2013: I was very excited for this Super Bowl. The 49ers were back! But I was in Mongolia, so I watched it in the early morning hours and at work on a Monday morning. Surreptitiously, since, you know, work. And then the 49ers lost.

The Super Bowl is like any other holiday: the outcome is not the event itself but how you spend the time with others. Being alone for the Super Bowl, for me, has felt much like being alone for other holidays (spent in Korea, Iraq, etc)...fairly crappy.

This year, we were not together to enjoy the Super Bowl. It fell on one of my Houston weekends.

Did that make this year’s Super Bowl fairly crappy?

It does not land it on the ‘worst-of’ list, but being alone plus a crushing overtime defeat of the 49ers equals ‘not as happy as I would prefer’.

The most frequent question I field on our cross-border experiment is about frequency: how often am I in Costa Rica?

The answer: not as often as I would prefer.

We’re trying to NOT spend $600-800 every week on round trip tickets.

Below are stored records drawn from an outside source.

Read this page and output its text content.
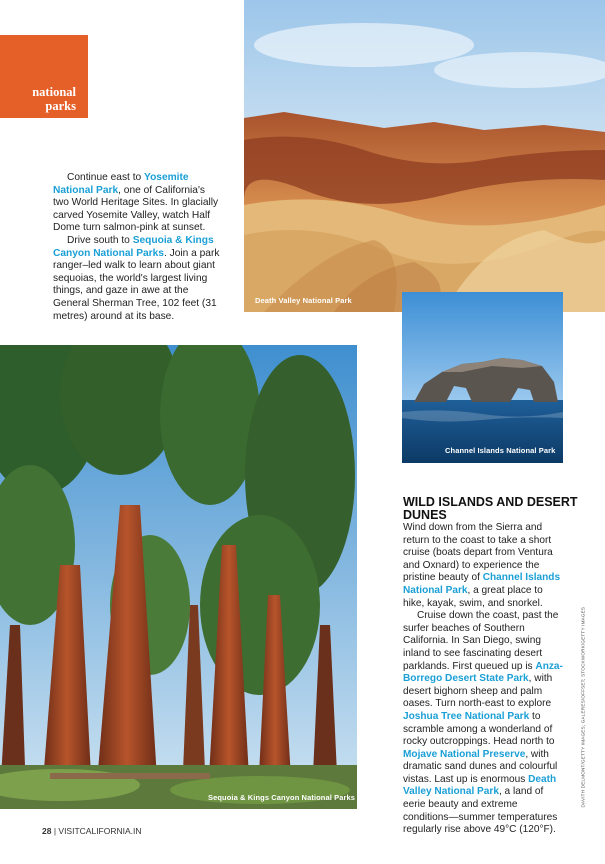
national
parks

Continue east to Yosemite National Park, one of California's two World Heritage Sites. In glacially carved Yosemite Valley, watch Half Dome turn salmon-pink at sunset.

Drive south to Sequoia & Kings Canyon National Parks. Join a park ranger–led walk to learn about giant sequoias, the world's largest living things, and gaze in awe at the General Sherman Tree, 102 feet (31 metres) around at its base.

Death Valley National Park
Channel Islands National Park
Sequoia & Kings Canyon National Parks
WILD ISLANDS AND DESERT DUNES

Wind down from the Sierra and return to the coast to take a short cruise (boats depart from Ventura and Oxnard) to experience the pristine beauty of Channel Islands National Park, a great place to hike, kayak, swim, and snorkel.

Cruise down the coast, past the surfer beaches of Southern California. In San Diego, swing inland to see fascinating desert parklands. First queued up is Anza-Borrego Desert State Park, with desert bighorn sheep and palm oases. Turn north-east to explore Joshua Tree National Park to scramble among a wonderland of rocky outcroppings. Head north to Mojave National Preserve, with dramatic sand dunes and colourful vistas. Last up is enormous Death Valley National Park, a land of eerie beauty and extreme conditions—summer temperatures regularly rise above 49°C (120°F).

DAVITH DELMONT/GETTY IMAGES; GALERES/OFFSET; STOCKWORK/GETTY IMAGES
28 | VISITCALIFORNIA.IN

But it is hard not to want to, as I’d vastly prefer to be at home with Gesina and Anders than in Houston (no offense Houston).

December holidays were a gift, resulting in us being together for a long stretch of time. January and February are mostly set for alternating weekends, though we currently have three consecutive weekends on the books for March, followed by a multi-week spring break. It is an evolving picture, and more flexibility will be arriving (with the addition of PTO days to stretch out some future weekends), but it isn’t optimal. What I’d prefer is to be based in Costa Rica, an option that is not mechanically possible with my work.

Alternating weekends, when limited to Saturday and Sunday, have proven to be suboptimal; the time on the ground is too short and it still precludes participation in most ‘normal life’ activities.

That said, suboptimal is not the same as ‘bad’, and we’ve had excellent weekend visits. The weekend prior to the Super Bowl included a visit from my mother, a day at a nature preserve, seeing the recently energized Poás volcano, and a full Sunday afternoon poolside in the sun.

Next weekend we are making a trip to the Caribbean coast, which we haven’t done since Gesina and I backpacked through the country in 2011. In March, one weekend will include Anders’s birthday party.

The time together is well spent, but after the 100% family time of 2020-2023, it is a drop off in togetherness we do not love. The tradeoff is worth it right now, given the goals we have, but the current routine from the first few months of work won’t be the permanent pattern.